Keesokan paginya, karena sedang haid aku bangun subuh akhir, tapi kemudian bergegas untuk mandi dan bersiap pergi ke pelataran masjid pusat. Meskipun tengah haid aku tetap ikut rombongan teman-teman yang menunaikan salat, tak lupa mengenakan mukenah dan membawa sajadah juga. Ya, aku menghadiri tempat salat Ied untuk turut memeriahkan lebaran ini. Di awal tadi sudah kusampaikan bukan, bahwa aku sangat ingin menunaikan salat ied di pelataran masjid pusat. Sebelumnya aku juga sudah mencari-cari bacaan tentang menghadiri tempat salat Ied ketika sedang haid, dan itu tidak dilarang, toh tidak masuk masjid juga jadi tidak khawatir ada darah yang kemungkinan menetes. 

Usai salat Ied, aku dan teman-temanku bersiap untuk foto bersama di halaman pondok, itung-itung sebagai ganti foto keluarga yang tiap tahun tak pernah skip, sekalian untuk memamerkan ekspresi bahagia kami yang lebaran di pondok pada teman-teman yang berada di rumah, hehe. Setelah peluh mengalir di halaman depan jidat dan punggung yang tertutup rapat (sinar mataharinya terik sekali bestie), kami bergegas ke ndalem untuk menyantap opor lezat yang disajikan oleh Bu Nyai. Nyum nyum nyum…

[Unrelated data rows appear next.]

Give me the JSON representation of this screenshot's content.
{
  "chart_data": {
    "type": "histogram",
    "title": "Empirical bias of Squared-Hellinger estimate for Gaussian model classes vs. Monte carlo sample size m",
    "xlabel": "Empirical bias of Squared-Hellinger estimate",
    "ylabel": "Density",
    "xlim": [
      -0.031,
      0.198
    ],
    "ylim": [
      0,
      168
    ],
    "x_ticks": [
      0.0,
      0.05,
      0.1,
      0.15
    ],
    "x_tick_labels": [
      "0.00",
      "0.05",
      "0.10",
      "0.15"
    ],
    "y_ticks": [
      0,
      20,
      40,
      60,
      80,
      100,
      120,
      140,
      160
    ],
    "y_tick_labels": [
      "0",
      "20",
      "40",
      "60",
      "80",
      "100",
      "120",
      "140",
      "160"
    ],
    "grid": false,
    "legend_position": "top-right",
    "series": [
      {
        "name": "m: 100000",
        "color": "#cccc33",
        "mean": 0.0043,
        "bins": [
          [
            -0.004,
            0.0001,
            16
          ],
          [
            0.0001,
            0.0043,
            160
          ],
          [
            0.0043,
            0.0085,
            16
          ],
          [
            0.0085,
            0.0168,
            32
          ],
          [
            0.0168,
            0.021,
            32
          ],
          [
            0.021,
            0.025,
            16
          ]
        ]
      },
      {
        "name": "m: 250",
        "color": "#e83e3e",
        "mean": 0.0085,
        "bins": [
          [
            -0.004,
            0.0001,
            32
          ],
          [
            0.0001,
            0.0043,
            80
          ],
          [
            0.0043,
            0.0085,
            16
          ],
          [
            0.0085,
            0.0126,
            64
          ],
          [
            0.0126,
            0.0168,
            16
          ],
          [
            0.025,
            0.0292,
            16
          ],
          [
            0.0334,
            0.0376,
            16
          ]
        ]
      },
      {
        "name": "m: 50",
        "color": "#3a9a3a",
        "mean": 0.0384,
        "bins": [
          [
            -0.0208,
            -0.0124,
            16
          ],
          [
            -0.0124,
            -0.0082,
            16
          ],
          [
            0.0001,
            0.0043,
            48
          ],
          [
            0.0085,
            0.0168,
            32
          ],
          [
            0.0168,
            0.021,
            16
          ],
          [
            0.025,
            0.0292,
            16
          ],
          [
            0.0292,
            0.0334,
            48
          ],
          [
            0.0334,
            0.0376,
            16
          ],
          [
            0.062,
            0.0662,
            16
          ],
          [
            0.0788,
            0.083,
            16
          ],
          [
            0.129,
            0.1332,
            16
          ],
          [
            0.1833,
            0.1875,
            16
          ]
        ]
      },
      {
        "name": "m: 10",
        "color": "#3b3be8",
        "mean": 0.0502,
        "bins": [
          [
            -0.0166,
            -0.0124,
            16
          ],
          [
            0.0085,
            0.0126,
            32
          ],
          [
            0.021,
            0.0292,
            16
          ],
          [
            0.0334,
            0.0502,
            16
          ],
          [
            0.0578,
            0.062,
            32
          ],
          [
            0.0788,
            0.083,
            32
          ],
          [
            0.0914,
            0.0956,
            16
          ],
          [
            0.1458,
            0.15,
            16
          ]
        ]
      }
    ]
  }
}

Setelah sarapan, kami kembali ke kamar untuk rebahan, sambal menunggu Bu Nyai kondur dari tindakan. Berselang kurang lebih 3 jam kemudian, pengurus menghimbau kami agar segera bersiap untuk sowan. Kami yang rata-rata tengah bangun tidur pun njingkat untuk dandan lalu menuju ndalem, tak ketinggalan memakai masker tentunya (sudah jelas untuk menutupi muka bantal yang masih amat ketara, hehe).

Saat sowan, Bu Nyai memberikan beberapa cerita singkat, guyonan, dan menutup dengan doa-doa terbaik, seperti “Mugo-mugo pikantuk jodoh sing sholeh, ora usah bagus-bagus, sing penting sholeh” nek saget nggih sholeh tur bagus Buk, batinku sambal mengamini doa Bu Nyaiku tercinta. Sowan tak berlangsung lama karena sudah siang dan memasuki waktu istirahat. Meskipun tak berlangsung lama, tapi sowan siang ini memberikan kesan yang baik dan menyenangkan. Beginilah lebaran hari pertamaku yang singkat tapi juga manis, entah kalau besok.